Chapter 3. Step 3: Peeking at Files

Now that you know how to move around in the filesystem, it is time to learn about how to inspect the content of files. In this chapter, I show a few commands that allow you to look inside files safely, without changing them.

Cool cat

The cat (concatenate) command dumps a file to the console, as shown in Figure 3-1.

cat command
Figure 3-1. cat command

We will be using cat a lot in the rest of this report. Because most Linux configuration and log files are text, this command is handy for examining files, knowing that we can’t change them by accident. The CMD.EXE equivalent is the TYPE command.

less Is More

The less command paginates files or output, with each “page” based on the size of the console window.

In Bash, as in Windows Command Prompt, the output from one command can be redirected, or piped, to another command by using the | character. In Linux, where each command “does one thing, well,” it is common practice to combine multiple commands, piping the output from one command to the next to accomplish a series of tasks in sequence. For example, later in this report you will see how to use the ps command to produce a list of running processes and then pipe that output to the grep command to search for a specific process by name. To demonstrate, although less can be passed a filename directly, here’s how to pipe command output from cat to less:

~ $ cat /etc/passwd | less

The output from less clears the screen, and then shows the first page, as you can see in Figure 3-2.

less output
Figure 3-2. less output

The colon at the bottom of the screen indicates that less is waiting for a command. After less displays its output, you have various navigation options:

  • Space, Page Down, or the down arrow scrolls down.

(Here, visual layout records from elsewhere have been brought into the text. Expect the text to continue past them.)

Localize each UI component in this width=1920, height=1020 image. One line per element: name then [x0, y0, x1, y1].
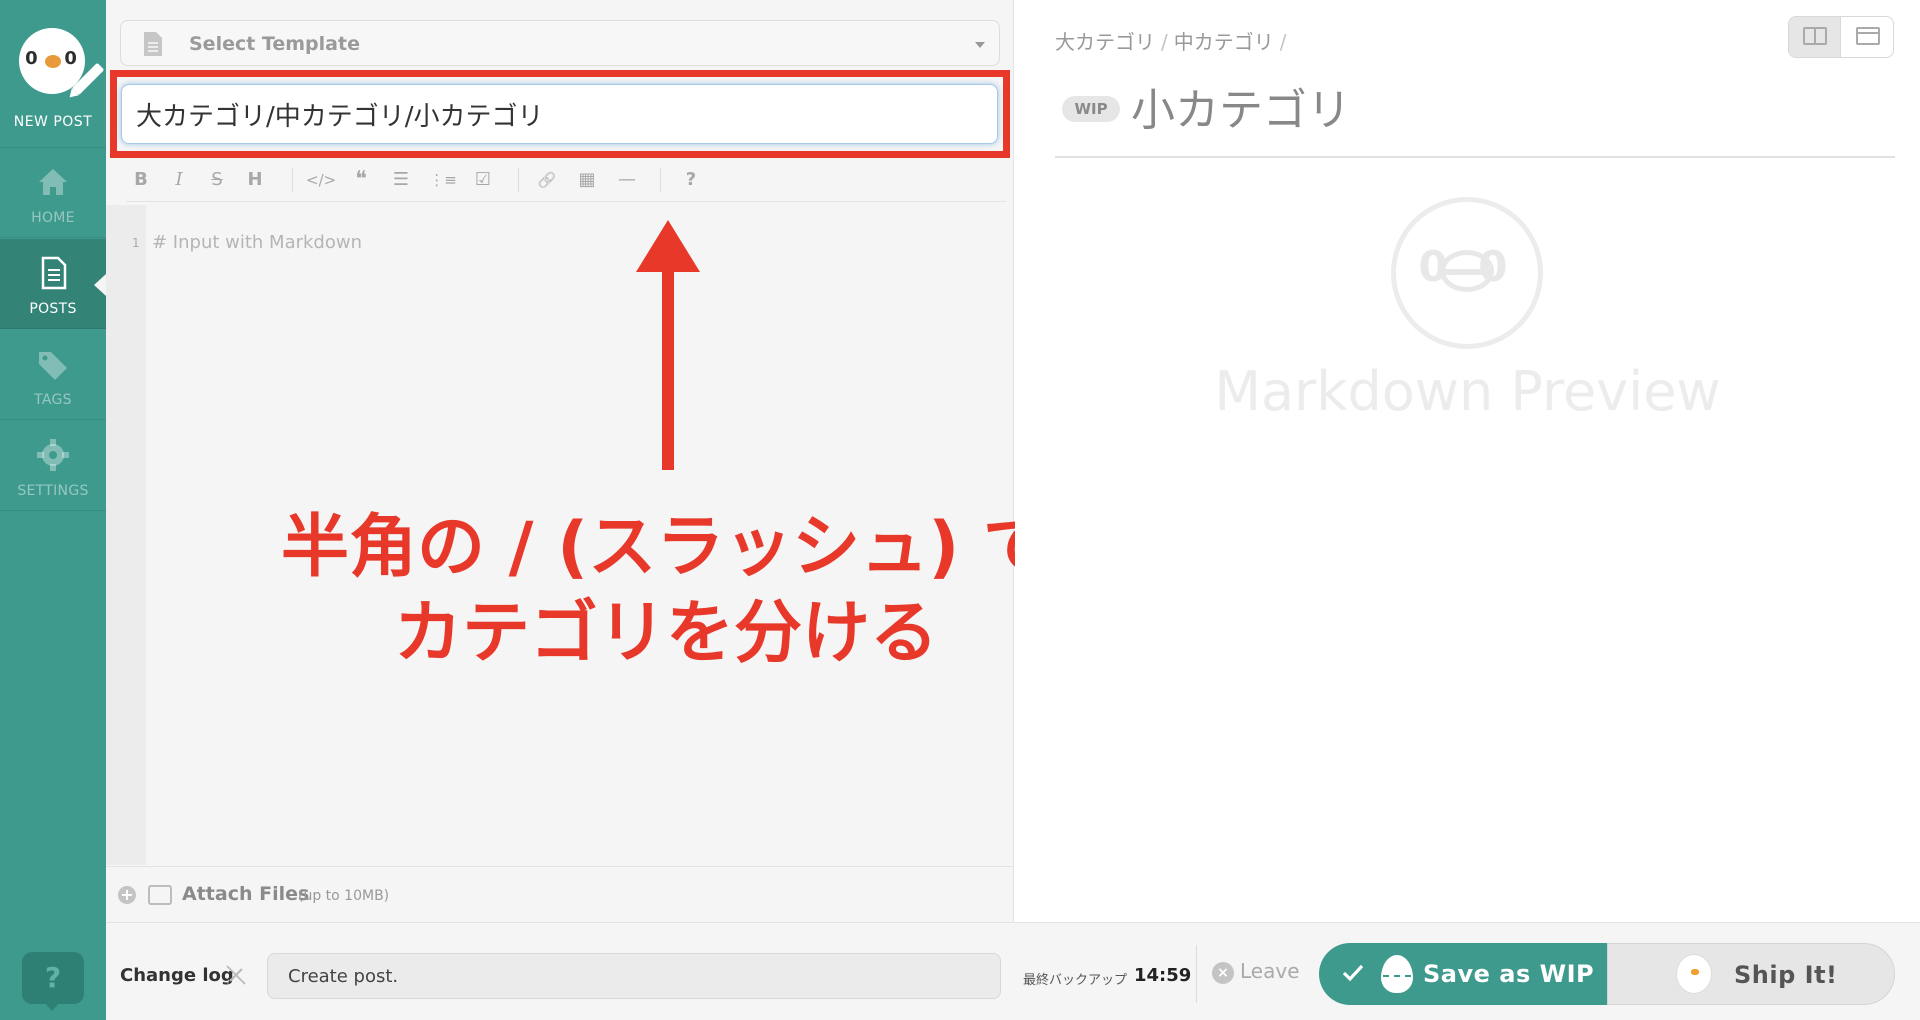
breadcrumb-item[interactable]: 中カテゴリ — [1174, 30, 1274, 54]
toolbar-divider — [518, 168, 519, 192]
last-backup-time: 14:59 — [1134, 965, 1192, 986]
heading-button[interactable]: H — [240, 165, 270, 195]
annotation-line-1: 半角の / (スラッシュ) で — [280, 508, 1051, 587]
image-icon — [148, 885, 172, 905]
template-select[interactable]: Select Template — [120, 20, 1000, 66]
markdown-body-input[interactable]: # Input with Markdown — [152, 232, 362, 253]
single-view-button[interactable] — [1842, 17, 1893, 57]
preview-divider — [1055, 156, 1895, 158]
attach-files-bar[interactable]: + Attach Files (up to 10MB) — [106, 866, 1014, 922]
link-button[interactable]: 🔗 — [532, 165, 562, 195]
markdown-toolbar: B I S H </> ❝ ☰ ⋮≡ ☑ 🔗 ▦ — ? — [126, 160, 1006, 202]
document-icon — [41, 256, 67, 290]
help-chat-button[interactable]: ? — [22, 952, 84, 1011]
ship-it-button[interactable]: Ship It! — [1607, 943, 1895, 1005]
editor-pane: Select Template B I S H </> ❝ ☰ ⋮≡ ☑ 🔗 ▦… — [106, 0, 1051, 922]
table-button[interactable]: ▦ — [572, 165, 602, 195]
code-button[interactable]: </> — [306, 165, 336, 195]
split-view-button[interactable] — [1789, 17, 1841, 57]
wip-badge: WIP — [1062, 96, 1120, 122]
ship-it-label: Ship It! — [1734, 961, 1838, 989]
breadcrumb-item[interactable]: 大カテゴリ — [1055, 30, 1155, 54]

  • Page Up or the up arrow scrolls up.

  • / finds text searching forward (down) from the current cursor position, until the end of the file is reached; for example, /error.

  • ? finds text searching backward (up) from the current cursor position, until the beginning of the file is reached; for example, ?error.

  • n finds next instance of the text you’re searching for (note that the meaning of this is reversed when using ?).

  • p finds previous instance of the text you’re searching for (note that the meaning of this is reversed when using ?).

  • q quits the less command and returns you to the prior view of the console.

tail Wind

The tail command shows the last lines in a file. It is useful when you’re looking at large log files and want to see just the last lines—for example, right after an error has occurred. By default, tail will show the last 10 lines, but you can adjust the number of lines displayed with the -n parameter. For example, Figure 3-3 shows how to display just the last five lines.

tail command
Figure 3-3. tail command

The tail command can also “follow” a file, remaining running and showing new lines on the console as they are written to the file. This is useful when you’re watching a log file for a new instance of an error message, perhaps as you are testing to see if you can trigger the condition by visiting a web page on the site that is throwing an error. Figure 3-4 shows an example using the -f parameter to follow a log file.